Dans leur interaction avec une réalité en mutation, les sciences religieuses et usuelles dans le monde islamique ont forgé au fil des générations de nouveaux concepts d’interprétation et d’exégèse, a-t-il indiqué, notant que nombre de procédés épistémologiques et méthodologiques requièrent une révision sérieuse, en vue d’opérer la jonction nécessaire entre les méthodes élaborées au fil des siècles avec les méthodes modernes.
M. El Morabiti a émis l’espoir de voir les travaux de ce congrès contribuer à réaliser cet objectif, mettant l’accent sur l’importance d’allier évaluation de l’expérience de l’enseignement religieux dans les pays maghrébins et de leur enracinement historique et ouverture critique sur les mutations épistémologiques modernes.
Pour sa part, M. Khamlichi a souligné que l’enseignement originel revêt une importance majeure du fait que la maîtrise des lectures coraniques requiert une longue période d’apprentissage, notant que l’apprentissage du Saint Coran, de sa prononciation et de ses intonations, loin d’être une sinécure, exige des efforts pénibles.
Il a évoqué, à cet effet, les difficultés auxquelles sont confrontés les étudiants de l’enseignement originel dans la recherche d’emploi en phase avec leur formation et leurs compétences, après toute la durée qu’ils ont consacrée à l’apprentissage du Coran et la maîtrise de ses écritures.

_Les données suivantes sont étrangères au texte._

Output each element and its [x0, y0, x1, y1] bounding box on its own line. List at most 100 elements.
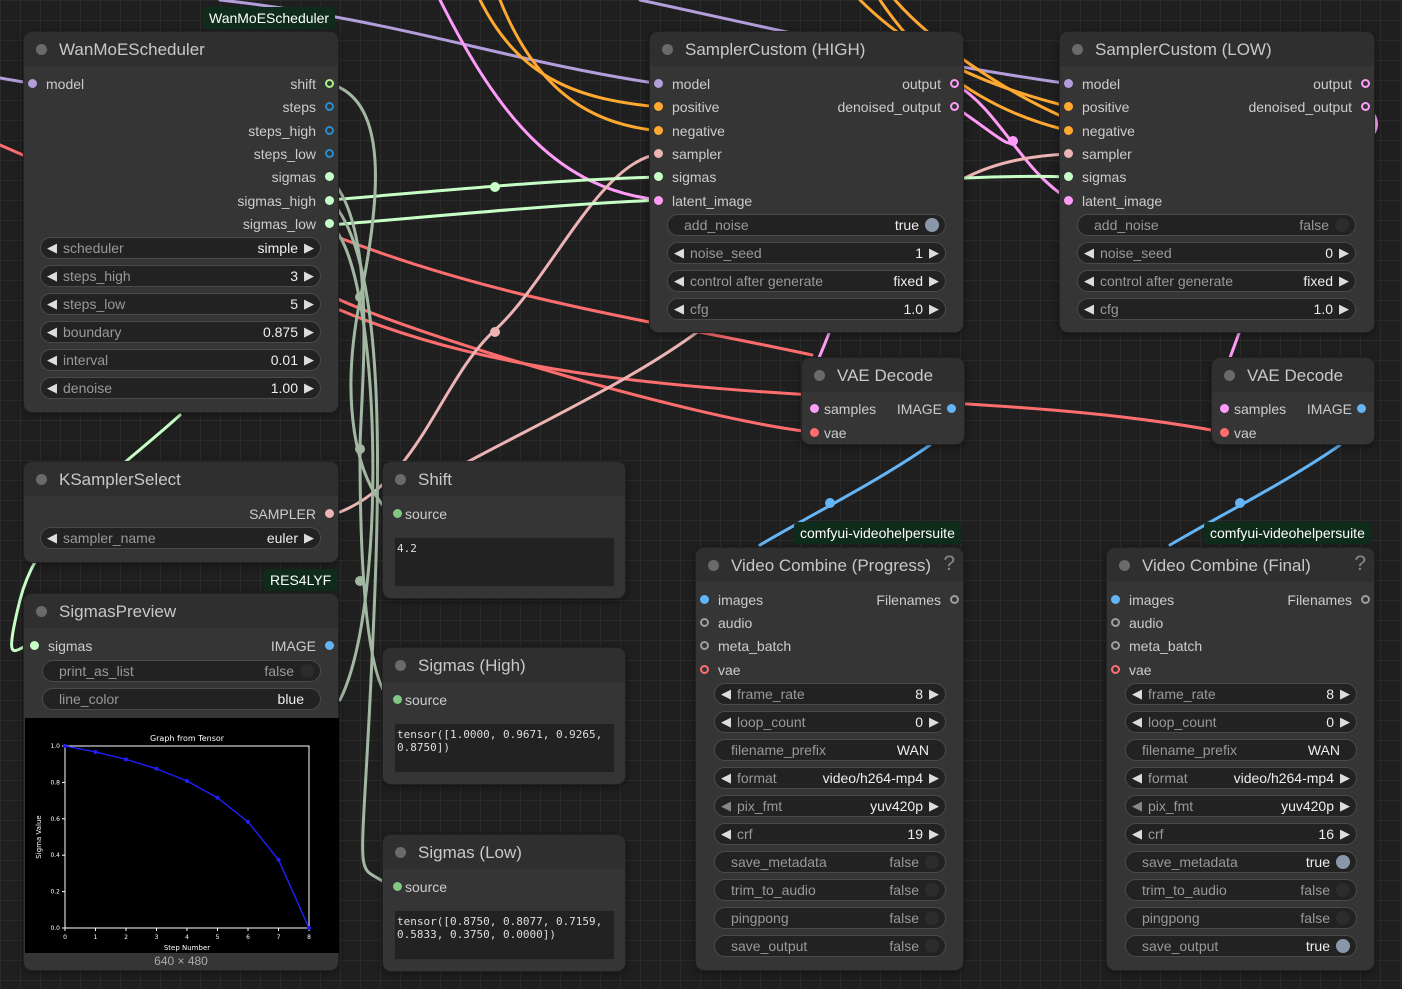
- socket-icon[interactable]: [654, 149, 663, 158]
- arrow-left-icon[interactable]: ◀: [674, 273, 684, 289]
- arrow-left-icon[interactable]: ◀: [47, 530, 57, 546]
- input-slot-sigmas[interactable]: sigmas: [30, 637, 92, 655]
- arrow-right-icon[interactable]: ▶: [929, 273, 939, 289]
- toggle-widget-add-noise[interactable]: add_noise false: [1077, 214, 1356, 236]
- node-title-bar[interactable]: VAE Decode: [1212, 358, 1374, 392]
- socket-icon[interactable]: [393, 882, 402, 891]
- node-title-bar[interactable]: Shift: [383, 462, 625, 496]
- combo-widget-scheduler[interactable]: ◀ scheduler simple ▶: [40, 237, 321, 259]
- sampler-custom-low-node[interactable]: SamplerCustom (LOW) model positive negat…: [1060, 32, 1374, 332]
- socket-icon[interactable]: [1357, 404, 1366, 413]
- output-slot-image[interactable]: IMAGE: [897, 400, 956, 418]
- arrow-right-icon[interactable]: ▶: [929, 245, 939, 261]
- arrow-right-icon[interactable]: ▶: [929, 798, 939, 814]
- vae-decode-node-final[interactable]: VAE Decode samples vae IMAGE: [1212, 358, 1374, 444]
- socket-icon[interactable]: [1361, 102, 1370, 111]
- arrow-right-icon[interactable]: ▶: [929, 714, 939, 730]
- socket-icon[interactable]: [700, 595, 709, 604]
- arrow-left-icon[interactable]: ◀: [47, 296, 57, 312]
- toggle-knob-icon[interactable]: [1336, 939, 1350, 953]
- collapse-dot-icon[interactable]: [36, 606, 47, 617]
- output-slot-sigmas-low[interactable]: sigmas_low: [243, 215, 334, 233]
- collapse-dot-icon[interactable]: [662, 44, 673, 55]
- sigmas-low-display-node[interactable]: Sigmas (Low) source tensor([0.8750, 0.80…: [383, 835, 625, 971]
- socket-icon[interactable]: [1361, 79, 1370, 88]
- output-slot-image[interactable]: IMAGE: [1307, 400, 1366, 418]
- node-title-bar[interactable]: WanMoEScheduler: [24, 32, 338, 66]
- output-slot-sigmas-high[interactable]: sigmas_high: [237, 192, 334, 210]
- sampler-custom-high-node[interactable]: SamplerCustom (HIGH) model positive nega…: [650, 32, 963, 332]
- toggle-widget-pingpong[interactable]: pingpong false: [714, 907, 946, 929]
- node-title-bar[interactable]: KSamplerSelect: [24, 462, 338, 496]
- number-widget-frame-rate[interactable]: ◀ frame_rate 8 ▶: [1125, 683, 1357, 705]
- input-slot-images[interactable]: images: [700, 591, 763, 609]
- socket-icon[interactable]: [1064, 196, 1073, 205]
- socket-icon[interactable]: [393, 509, 402, 518]
- help-icon[interactable]: ?: [943, 552, 955, 576]
- arrow-right-icon[interactable]: ▶: [304, 296, 314, 312]
- output-slot-filenames[interactable]: Filenames: [876, 591, 959, 609]
- arrow-right-icon[interactable]: ▶: [1339, 301, 1349, 317]
- wanmoe-scheduler-node[interactable]: WanMoEScheduler model shift steps steps_…: [24, 32, 338, 412]
- output-slot-sampler[interactable]: SAMPLER: [249, 505, 334, 523]
- toggle-knob-icon[interactable]: [300, 664, 314, 678]
- arrow-right-icon[interactable]: ▶: [1340, 826, 1350, 842]
- socket-icon[interactable]: [1111, 618, 1120, 627]
- socket-icon[interactable]: [325, 196, 334, 205]
- number-widget-cfg[interactable]: ◀ cfg 1.0 ▶: [667, 298, 946, 320]
- arrow-left-icon[interactable]: ◀: [721, 714, 731, 730]
- ksampler-select-node[interactable]: KSamplerSelect SAMPLER ◀ sampler_name eule…: [24, 462, 338, 562]
- input-slot-source[interactable]: source: [393, 505, 447, 523]
- combo-widget-format[interactable]: ◀ format video/h264-mp4 ▶: [1125, 767, 1357, 789]
- arrow-left-icon[interactable]: ◀: [47, 324, 57, 340]
- socket-icon[interactable]: [1220, 428, 1229, 437]
- socket-icon[interactable]: [393, 695, 402, 704]
- toggle-knob-icon[interactable]: [925, 883, 939, 897]
- socket-icon[interactable]: [325, 79, 334, 88]
- socket-icon[interactable]: [325, 219, 334, 228]
- arrow-right-icon[interactable]: ▶: [304, 240, 314, 256]
- text-widget-filename-prefix[interactable]: filename_prefix WAN: [714, 739, 946, 761]
- output-slot-steps[interactable]: steps: [283, 98, 334, 116]
- collapse-dot-icon[interactable]: [36, 474, 47, 485]
- number-widget-cfg[interactable]: ◀ cfg 1.0 ▶: [1077, 298, 1356, 320]
- number-widget-noise-seed[interactable]: ◀ noise_seed 1 ▶: [667, 242, 946, 264]
- arrow-right-icon[interactable]: ▶: [1340, 770, 1350, 786]
- socket-icon[interactable]: [1111, 595, 1120, 604]
- node-title-bar[interactable]: VAE Decode: [802, 358, 964, 392]
- input-slot-vae[interactable]: vae: [1220, 424, 1257, 442]
- input-slot-negative[interactable]: negative: [654, 122, 725, 140]
- display-text-area[interactable]: 4.2: [394, 537, 615, 587]
- socket-icon[interactable]: [654, 126, 663, 135]
- socket-icon[interactable]: [654, 172, 663, 181]
- arrow-right-icon[interactable]: ▶: [304, 380, 314, 396]
- socket-icon[interactable]: [1111, 641, 1120, 650]
- toggle-widget-print-as-list[interactable]: print_as_list false: [42, 660, 321, 682]
- arrow-left-icon[interactable]: ◀: [47, 268, 57, 284]
- arrow-right-icon[interactable]: ▶: [304, 352, 314, 368]
- text-widget-filename-prefix[interactable]: filename_prefix WAN: [1125, 739, 1357, 761]
- input-slot-vae[interactable]: vae: [1111, 661, 1152, 679]
- socket-icon[interactable]: [654, 102, 663, 111]
- number-widget-frame-rate[interactable]: ◀ frame_rate 8 ▶: [714, 683, 946, 705]
- arrow-right-icon[interactable]: ▶: [1339, 273, 1349, 289]
- node-title-bar[interactable]: SigmasPreview: [24, 594, 338, 628]
- socket-icon[interactable]: [325, 172, 334, 181]
- socket-icon[interactable]: [1064, 172, 1073, 181]
- input-slot-latent-image[interactable]: latent_image: [654, 192, 752, 210]
- arrow-left-icon[interactable]: ◀: [1084, 273, 1094, 289]
- output-slot-steps-high[interactable]: steps_high: [248, 122, 334, 140]
- vae-decode-node-progress[interactable]: VAE Decode samples vae IMAGE: [802, 358, 964, 444]
- toggle-knob-icon[interactable]: [1335, 218, 1349, 232]
- collapse-dot-icon[interactable]: [814, 370, 825, 381]
- arrow-left-icon[interactable]: ◀: [47, 380, 57, 396]
- socket-icon[interactable]: [700, 641, 709, 650]
- output-slot-sigmas[interactable]: sigmas: [272, 168, 334, 186]
- toggle-knob-icon[interactable]: [1336, 855, 1350, 869]
- combo-widget-pix-fmt[interactable]: ◀ pix_fmt yuv420p ▶: [1125, 795, 1357, 817]
- toggle-widget-save-output[interactable]: save_output true: [1125, 935, 1357, 957]
- input-slot-negative[interactable]: negative: [1064, 122, 1135, 140]
- socket-icon[interactable]: [1220, 404, 1229, 413]
- sigmas-high-display-node[interactable]: Sigmas (High) source tensor([1.0000, 0.9…: [383, 648, 625, 784]
- socket-icon[interactable]: [700, 665, 709, 674]
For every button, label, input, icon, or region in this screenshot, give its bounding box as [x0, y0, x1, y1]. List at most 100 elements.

Il a aussi appelé à réfléchir aux moyens d’accompagner cette catégorie d’étudiants et de faciliter leur insertion dans la vie professionnelle, et invité les oulémas et foukahas à redoubler d’efforts pour rendre l’enseignement originel utile aux plans religieux et pratique.
Ce congrès tend à jeter la lumière sur les écoles traditionnelles dans la région du Maghreb, à établir leur état des lieux, à mettre en évidence leurs points de convergence et de différence, ainsi que leur interaction avec les contraintes de la mondialisation qui s’impose en tant que force dévastatrice et de pression.

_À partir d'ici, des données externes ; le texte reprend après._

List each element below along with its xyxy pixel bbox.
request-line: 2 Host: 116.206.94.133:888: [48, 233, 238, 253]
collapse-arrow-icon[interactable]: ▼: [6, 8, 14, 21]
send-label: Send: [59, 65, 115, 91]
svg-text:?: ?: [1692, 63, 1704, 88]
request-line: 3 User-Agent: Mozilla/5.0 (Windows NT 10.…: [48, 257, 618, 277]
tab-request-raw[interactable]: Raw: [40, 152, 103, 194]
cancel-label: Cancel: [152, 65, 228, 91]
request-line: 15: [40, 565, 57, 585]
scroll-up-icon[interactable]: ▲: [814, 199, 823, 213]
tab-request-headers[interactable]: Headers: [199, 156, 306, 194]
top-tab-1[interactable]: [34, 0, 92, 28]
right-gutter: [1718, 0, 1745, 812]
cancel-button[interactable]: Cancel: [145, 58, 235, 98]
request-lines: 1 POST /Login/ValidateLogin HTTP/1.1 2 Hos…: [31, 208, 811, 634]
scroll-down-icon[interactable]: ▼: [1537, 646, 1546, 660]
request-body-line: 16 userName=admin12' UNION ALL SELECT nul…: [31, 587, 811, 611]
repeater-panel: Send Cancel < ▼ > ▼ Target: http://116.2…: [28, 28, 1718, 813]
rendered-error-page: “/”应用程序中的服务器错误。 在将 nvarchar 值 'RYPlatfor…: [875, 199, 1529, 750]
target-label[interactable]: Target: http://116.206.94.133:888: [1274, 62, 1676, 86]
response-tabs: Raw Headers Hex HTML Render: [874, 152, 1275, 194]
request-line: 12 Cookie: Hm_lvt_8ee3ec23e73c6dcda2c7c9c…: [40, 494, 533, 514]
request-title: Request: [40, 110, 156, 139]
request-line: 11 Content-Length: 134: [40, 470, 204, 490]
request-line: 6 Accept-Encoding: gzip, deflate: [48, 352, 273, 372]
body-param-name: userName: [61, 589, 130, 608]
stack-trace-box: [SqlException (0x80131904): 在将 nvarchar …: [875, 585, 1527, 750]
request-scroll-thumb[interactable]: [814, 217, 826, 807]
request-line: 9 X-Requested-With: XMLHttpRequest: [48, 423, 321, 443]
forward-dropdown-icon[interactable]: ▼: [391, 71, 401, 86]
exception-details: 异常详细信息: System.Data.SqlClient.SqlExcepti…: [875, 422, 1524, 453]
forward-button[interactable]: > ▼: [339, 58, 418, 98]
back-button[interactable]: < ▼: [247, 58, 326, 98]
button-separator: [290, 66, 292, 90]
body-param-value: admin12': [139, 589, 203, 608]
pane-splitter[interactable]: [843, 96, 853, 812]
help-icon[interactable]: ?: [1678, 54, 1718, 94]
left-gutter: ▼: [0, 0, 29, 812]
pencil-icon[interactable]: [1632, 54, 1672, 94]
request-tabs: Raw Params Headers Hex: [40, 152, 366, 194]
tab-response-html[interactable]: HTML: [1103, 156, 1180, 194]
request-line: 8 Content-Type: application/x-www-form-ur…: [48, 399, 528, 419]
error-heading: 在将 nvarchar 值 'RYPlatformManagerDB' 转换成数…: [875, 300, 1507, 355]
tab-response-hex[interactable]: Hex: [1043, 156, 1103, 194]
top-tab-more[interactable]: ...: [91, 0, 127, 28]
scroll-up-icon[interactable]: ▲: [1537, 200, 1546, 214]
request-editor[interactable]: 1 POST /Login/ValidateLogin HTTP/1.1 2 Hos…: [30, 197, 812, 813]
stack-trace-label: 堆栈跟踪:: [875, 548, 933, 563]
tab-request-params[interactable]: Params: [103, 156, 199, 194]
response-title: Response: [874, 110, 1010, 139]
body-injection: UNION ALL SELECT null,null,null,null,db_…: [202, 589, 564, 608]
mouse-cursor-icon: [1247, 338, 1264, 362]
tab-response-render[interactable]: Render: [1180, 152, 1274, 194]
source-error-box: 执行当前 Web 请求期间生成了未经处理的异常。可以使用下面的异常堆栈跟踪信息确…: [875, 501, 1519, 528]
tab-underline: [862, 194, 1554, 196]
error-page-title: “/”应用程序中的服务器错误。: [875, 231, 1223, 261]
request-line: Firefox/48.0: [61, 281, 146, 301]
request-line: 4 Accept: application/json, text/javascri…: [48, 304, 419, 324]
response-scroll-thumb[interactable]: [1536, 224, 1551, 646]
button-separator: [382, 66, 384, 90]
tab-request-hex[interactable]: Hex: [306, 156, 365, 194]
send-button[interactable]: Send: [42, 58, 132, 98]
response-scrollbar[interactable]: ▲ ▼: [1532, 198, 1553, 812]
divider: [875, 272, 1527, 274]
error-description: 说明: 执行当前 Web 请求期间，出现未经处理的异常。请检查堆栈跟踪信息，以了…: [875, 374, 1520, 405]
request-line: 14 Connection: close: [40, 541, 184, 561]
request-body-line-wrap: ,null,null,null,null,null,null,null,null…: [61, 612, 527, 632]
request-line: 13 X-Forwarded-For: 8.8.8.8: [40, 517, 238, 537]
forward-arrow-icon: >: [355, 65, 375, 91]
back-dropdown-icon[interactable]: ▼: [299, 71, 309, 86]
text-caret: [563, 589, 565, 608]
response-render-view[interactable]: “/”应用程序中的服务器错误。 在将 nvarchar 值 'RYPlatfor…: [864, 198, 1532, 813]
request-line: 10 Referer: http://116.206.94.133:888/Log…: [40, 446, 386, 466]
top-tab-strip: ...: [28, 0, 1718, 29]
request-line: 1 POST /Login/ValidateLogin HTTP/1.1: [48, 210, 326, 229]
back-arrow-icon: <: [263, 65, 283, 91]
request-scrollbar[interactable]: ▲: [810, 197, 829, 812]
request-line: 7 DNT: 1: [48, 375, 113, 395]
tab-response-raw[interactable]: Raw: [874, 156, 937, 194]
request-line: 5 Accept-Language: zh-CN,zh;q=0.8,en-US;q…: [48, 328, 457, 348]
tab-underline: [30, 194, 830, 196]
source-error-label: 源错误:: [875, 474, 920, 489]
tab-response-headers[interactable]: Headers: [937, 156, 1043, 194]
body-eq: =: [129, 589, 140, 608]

Il vise également l’étude des perspectives de renouvellement et d’ouverture sur les curricula et savoirs de l’ère contemporaine, et la présentation de nouvelles visions qui abordent la question des écoles religieuses traditionnelles.
Deux jours durant, les participants vont ainsi aborder trois axes majeurs, à savoir « L’origine et l’histoire de l’enseignement traditionnel au Maghreb », « Les affluents de l’enseignement religieux » et « l’avenir de l’enseignement religieux traditionnel ».